On Wednesday, April 6th, a handful of Edmonton’s Slow Food members attended a local food affair arranged by Blair Lebsack. The event was held to invite Slow Food Canada’s President, Mara Jernigan, to partake of a Black Box affair on her whirlwind tour across the country. Okay, so we put our guest to work, but I don’t think you could keep this woman away from a cutting board if you tied her hands behind her back and chained her to a tree.

Blair Lebsack left his position at Madison’s in the Union Bank Inn last year to wander about Italy and France for a bit, doing what people in Italy and France do: eat good food and drink good wine. Lucky for us he returned–refreshed, full of ideas and ready to pass on his knowledge to students enroled at NAIT’s outstanding culinary program.
Blair and Mara cooked several dishes made from locally-sourced ingredients. Everything on that table came from Alberta, with some ingredients brought by Mara and her friend, Frederica Phillip, of the famous Sooke Harbour House in BC.
The breads were baked by NAIT students and let me tell you something: I had some pretty fine croissants and baguettes when I was in France last summer (these hips don’t lie, unfortunately), but the croissants we had at NAIT last Wednesday were out of this world.

 Sylvan Star’s award-winning Grizzly Gouda was so good on fresh-made, home-baked flax crackers.

The outstanding dish of the night was a potato, bacon bit and burbot liver dish.

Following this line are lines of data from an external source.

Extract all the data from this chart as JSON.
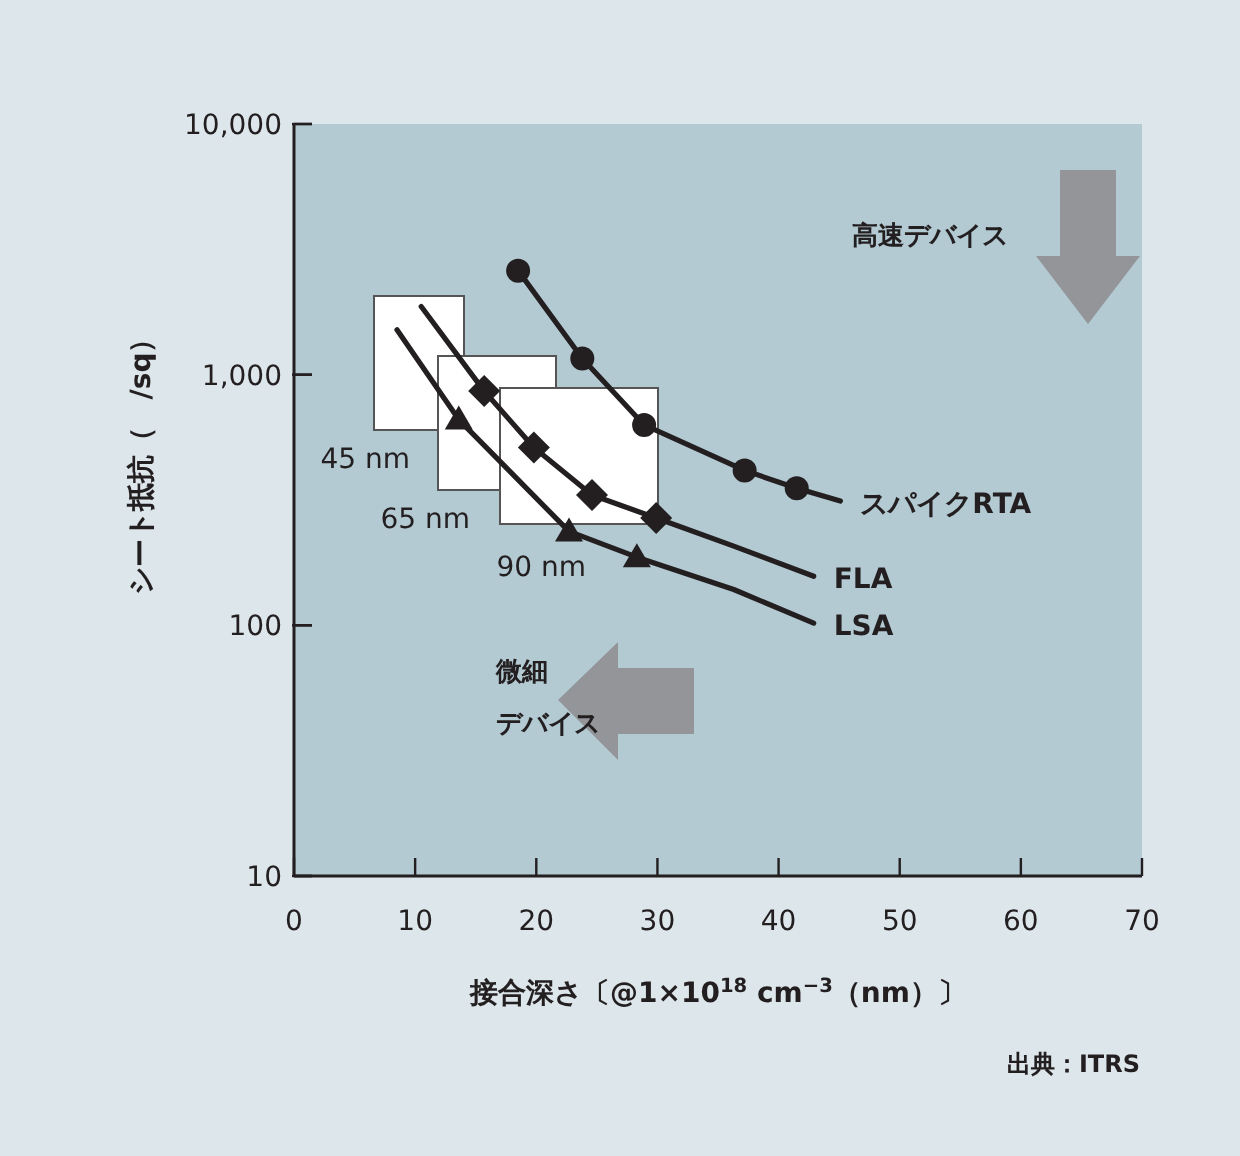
{
  "chart_data": {
    "type": "line",
    "xlabel": "接合深さ〔@1×10$^{18}$ cm$^{−3}$（nm）〕",
    "ylabel": "シート抵抗（　/sq）",
    "xlim": [
      0,
      70
    ],
    "ylim": [
      10,
      10000
    ],
    "xticks": [
      0,
      10,
      20,
      30,
      40,
      50,
      60,
      70
    ],
    "yticks": [
      {
        "value": 10,
        "label": "10"
      },
      {
        "value": 100,
        "label": "100"
      },
      {
        "value": 1000,
        "label": "1,000"
      },
      {
        "value": 10000,
        "label": "10,000"
      }
    ],
    "log": "y",
    "grid": false,
    "series": [
      {
        "name": "スパイクRTA",
        "color": "#231f20",
        "marker": "none",
        "x": [
          18.5,
          23.8,
          28.9,
          37.2,
          41.5,
          45.1
        ],
        "values": [
          2600,
          1160,
          630,
          415,
          352,
          313
        ]
      },
      {
        "type": "scatter",
        "color": "#231f20",
        "marker": "circle",
        "x": [
          18.5,
          23.8,
          28.9,
          37.2,
          41.5
        ],
        "values": [
          2600,
          1160,
          630,
          415,
          352
        ]
      },
      {
        "name": "FLA",
        "color": "#231f20",
        "marker": "none",
        "x": [
          10.5,
          15.7,
          19.8,
          24.6,
          29.9,
          36.3,
          42.9
        ],
        "values": [
          1870,
          860,
          512,
          331,
          268,
          207,
          157
        ]
      },
      {
        "type": "scatter",
        "color": "#231f20",
        "marker": "diamond",
        "x": [
          15.7,
          19.8,
          24.6,
          29.9
        ],
        "values": [
          860,
          512,
          331,
          268
        ]
      },
      {
        "name": "LSA",
        "color": "#231f20",
        "marker": "none",
        "x": [
          8.5,
          13.6,
          22.7,
          28.3,
          36.3,
          42.9
        ],
        "values": [
          1510,
          662,
          237,
          187,
          139,
          102
        ]
      },
      {
        "type": "scatter",
        "color": "#231f20",
        "marker": "triangle",
        "x": [
          13.6,
          22.7,
          28.3
        ],
        "values": [
          662,
          237,
          187
        ]
      }
    ],
    "annotations": [
      "45 nm",
      "65 nm",
      "90 nm",
      "高速デバイス",
      "微細",
      "デバイス",
      "出典：ITRS"
    ]
  }
}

I’ve heard of turbot, but not burbot. Burbot is also known as freshwater cod, or ling cod, and is found in Alberta’s lakes and streams. Burbot liver was a new one for me, and it was delicious. Very foie gras-ish. 

Mara shared her philosophy on food; the importance of carrying on food traditions handed down from one generation to the next, and about her life on her farm on Vancouver Island. And while she showed us how to make cavatelli, she shared with us stories of Italy and what she learned from the people there. While she talked, we ate. Membership certainly does have its privileges.

For anyone who’s not a member of Slow Food Edmonton, this is exactly a reason why you should join. Learn what’s available from your own back yard or pond. Eat fresh, eat seasonal, and eat local. The only thing that came out of a bottle that night was the beer, and that too–like everything else–was local and delicious. So, what are you waiting for? Your beer’s getting warm!